Des militants étrangers ont également été brièvement retenus par la police, notamment l’activiste brésilien Thiago Ávila et la militante écologiste suédoise Greta Thunberg, qui participaient à des activités de soutien à la flottille. Ces mesures ont renforcé les critiques visant la gestion sécuritaire des initiatives citoyennes liées à la cause palestinienne.
Ces décisions apparaissent d’autant plus paradoxales que Kaïs Saïed s’est longtemps présenté comme l’un des dirigeants arabes les plus intransigeants sur la question palestinienne. Lors de la campagne présidentielle de 2019, il avait notamment affirmé que la normalisation avec Israël constituait une « haute trahison », estimant que les États arabes étaient « en guerre avec une entité colonisatrice ».
La rhétorique officielle n’a toutefois pas toujours été suivie d’initiatives diplomatiques concrètes. Après l’attaque du 7 octobre 2023 et l’escalade militaire à Gaza, la Tunisie s’est distinguée par une position souvent isolée dans les enceintes internationales. Tunis s’est notamment abstenue lors du vote de l’Assemblée générale de l’ONU appelant à une trêve humanitaire, estimant que le texte ne condamnait pas suffisamment Israël.
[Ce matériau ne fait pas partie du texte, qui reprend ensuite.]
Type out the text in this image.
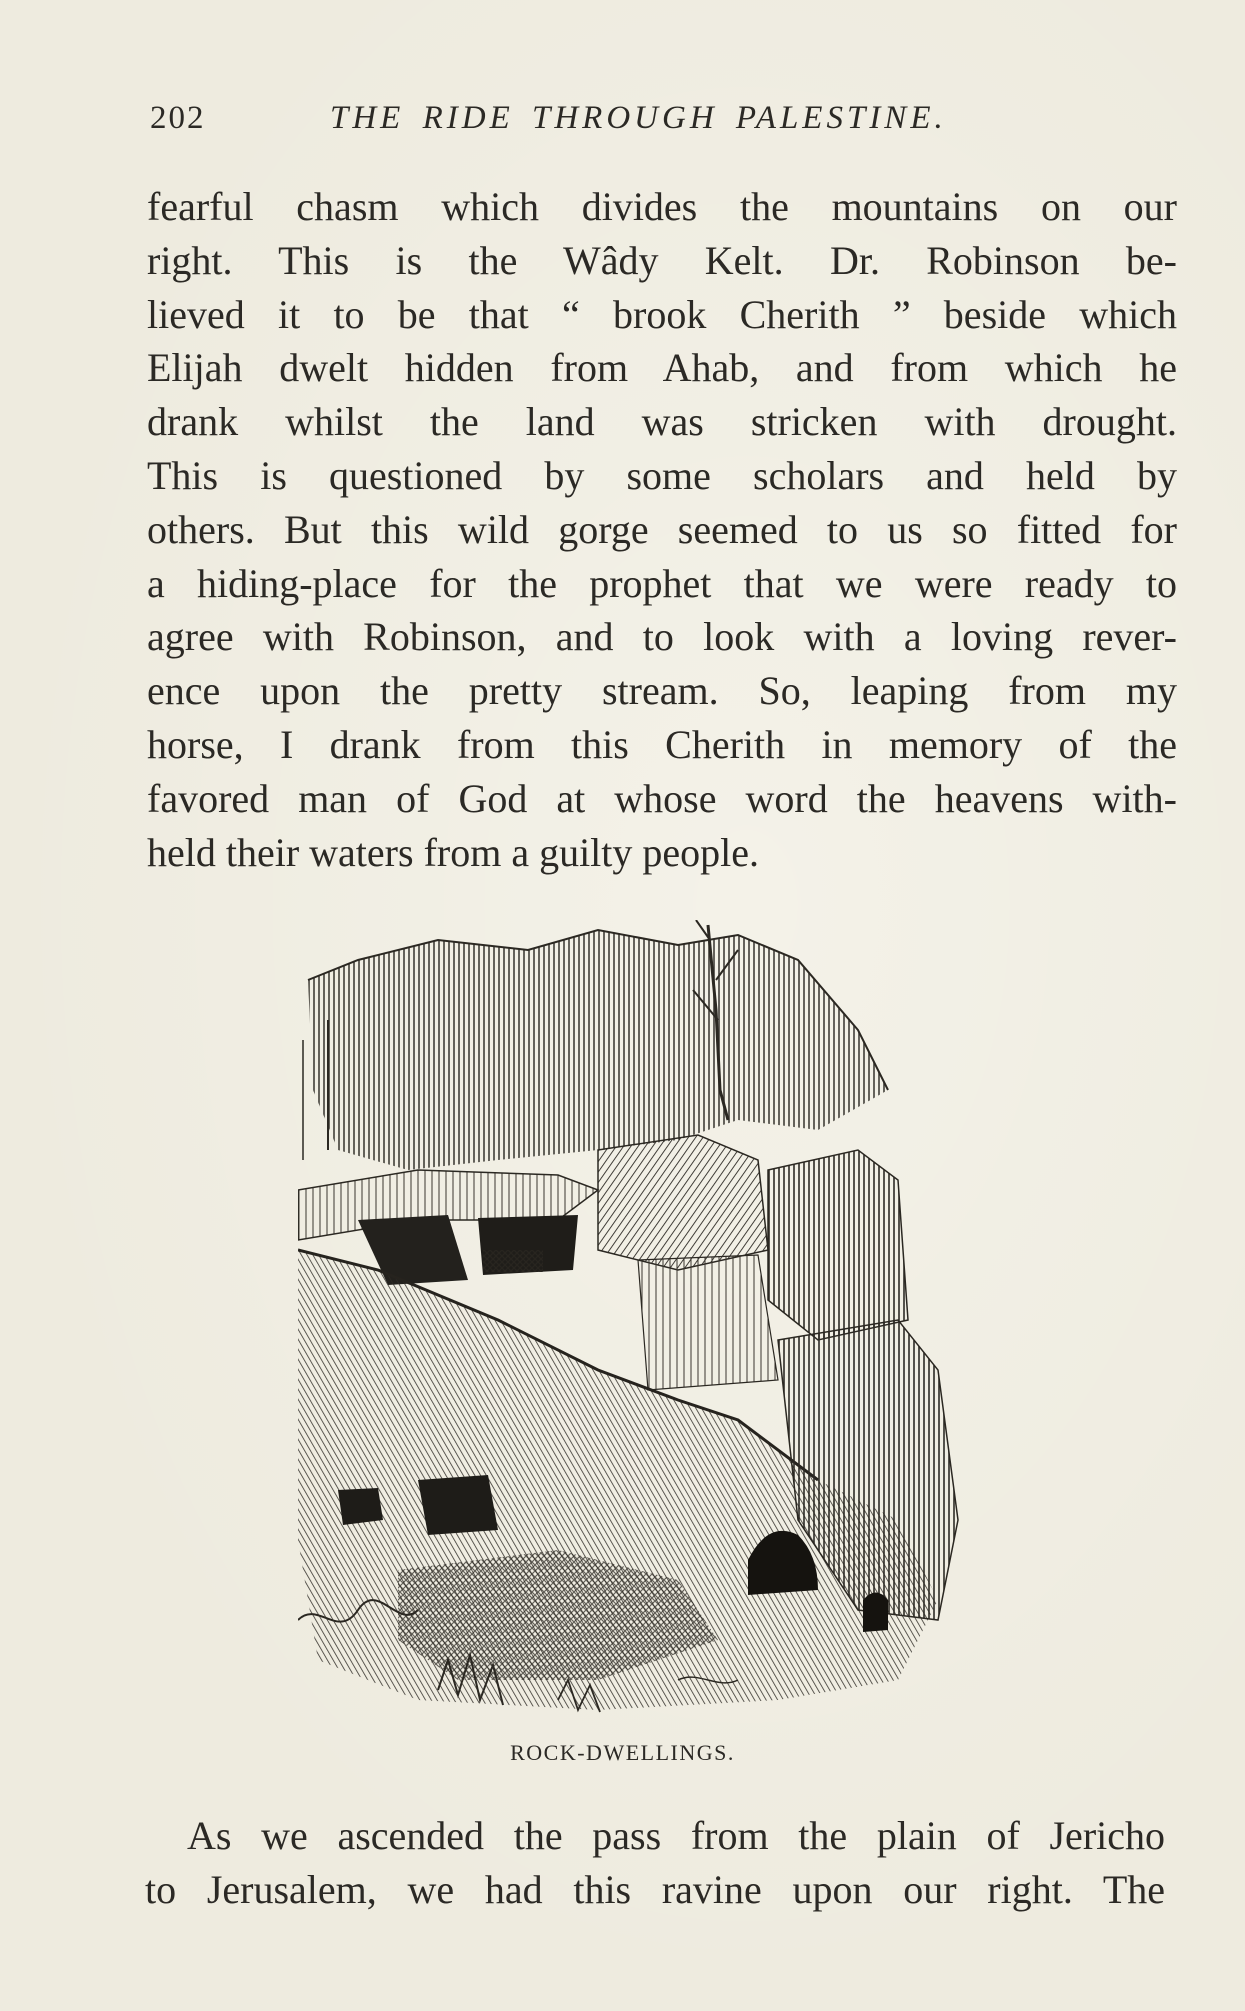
202	THE RIDE THROUGH PALESTINE.
fearful chasm which divides the mountains on our
right. This is the Wâdy Kelt. Dr. Robinson be-
lieved it to be that “ brook Cherith ” beside which
Elijah dwelt hidden from Ahab, and from which he
drank whilst the land was stricken with drought.
This is questioned by some scholars and held by
others. But this wild gorge seemed to us so fitted for
a hiding-place for the prophet that we were ready to
agree with Robinson, and to look with a loving rever-
ence upon the pretty stream. So, leaping from my
horse, I drank from this Cherith in memory of the
favored man of God at whose word the heavens with-
held their waters from a guilty people.
ROCK-DWELLINGS.
As we ascended the pass from the plain of Jericho
to Jerusalem, we had this ravine upon our right. The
Le gouvernement tunisien ne s’est pas non plus associé à certaines démarches judiciaires internationales visant les dirigeants israéliens, notamment les procédures engagées devant la Cour pénale internationale ou la Cour internationale de justice.
Pour plusieurs analystes, cette prudence diplomatique reflète les contraintes économiques et politiques auxquelles fait face la Tunisie, dont la situation financière reste fragile et dépendante du soutien d’institutions internationales et de partenaires occidentaux.
L’épisode de la loi visant à criminaliser la normalisation avec Israël illustre également ces contradictions. Bien que soutenue par une partie du Parlement, cette proposition a été suspendue en novembre 2023, sur instruction du président Saïed, au moment même où elle était débattue en séance plénière.
Dans ce contexte, la répression visant les organisateurs de la flottille apparaît pour certains comme la manifestation d’une ligne politique oscillant entre radicalité rhétorique et pragmatisme diplomatique, voire d’une volonté croissante de contrôler les mobilisations civiles indépendantes.
La gestion de ces affaires alimente ainsi les critiques sur l’évolution politique de la Tunisie depuis la concentration des pouvoirs entre les mains du président Saïed, plusieurs organisations de défense des libertés estimant que l’espace public et associatif se rétrécit progressivement dans le pays.